A good option that meets this criteria is Omega D3 with Astaxanthin.

The Power of Curcumin

Curcumin is another excellent anti-inflammatory supplement. Curcumin is the active component in the spice turmeric. It has been used for centuries in traditional and Ayurvedic medicine.

Curcumin inhibits compounds that activate genes involved in inflammation. It also blocks the effects of specific inflammatory enzymes, such as COX-2. COX-2 is what popular prescription anti-inflammatory drugs target to provide pain and inflammation relief. In addition, research shows that curcumin lowers CRP levels.

Like omega-3s, not all curcumin supplements are created equal. One of the biggest downsides to curcumin supplements is that they aren’t very bioavailable—meaning they’re hard for the body to absorb.
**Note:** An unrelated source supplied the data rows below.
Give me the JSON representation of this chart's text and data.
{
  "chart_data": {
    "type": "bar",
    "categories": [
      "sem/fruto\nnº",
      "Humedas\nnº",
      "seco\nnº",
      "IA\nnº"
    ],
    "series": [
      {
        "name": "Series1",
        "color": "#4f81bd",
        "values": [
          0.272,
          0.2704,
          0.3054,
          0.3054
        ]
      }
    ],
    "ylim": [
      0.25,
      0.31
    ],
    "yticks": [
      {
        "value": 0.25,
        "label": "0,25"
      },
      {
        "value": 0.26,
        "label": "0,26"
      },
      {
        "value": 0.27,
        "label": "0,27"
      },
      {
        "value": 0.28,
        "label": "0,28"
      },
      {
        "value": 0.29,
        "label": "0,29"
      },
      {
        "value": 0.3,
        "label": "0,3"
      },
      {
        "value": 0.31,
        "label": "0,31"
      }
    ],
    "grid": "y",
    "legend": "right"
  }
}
For this reason, you should find a curcumin supplement that is concentrated for enhanced absorption. A few standardized forms of curcumin are formulated for superior bioavailability, such as Cavacurmin. This is what is used in Curcumin EX Plus.

In conclusion, chronic inflammation is serious. It can creep up at any time, without warning. But living a healthy lifestyle—and taking supplements like curcumin and omega-3s—go a long way in protecting you against this dangerous health risk.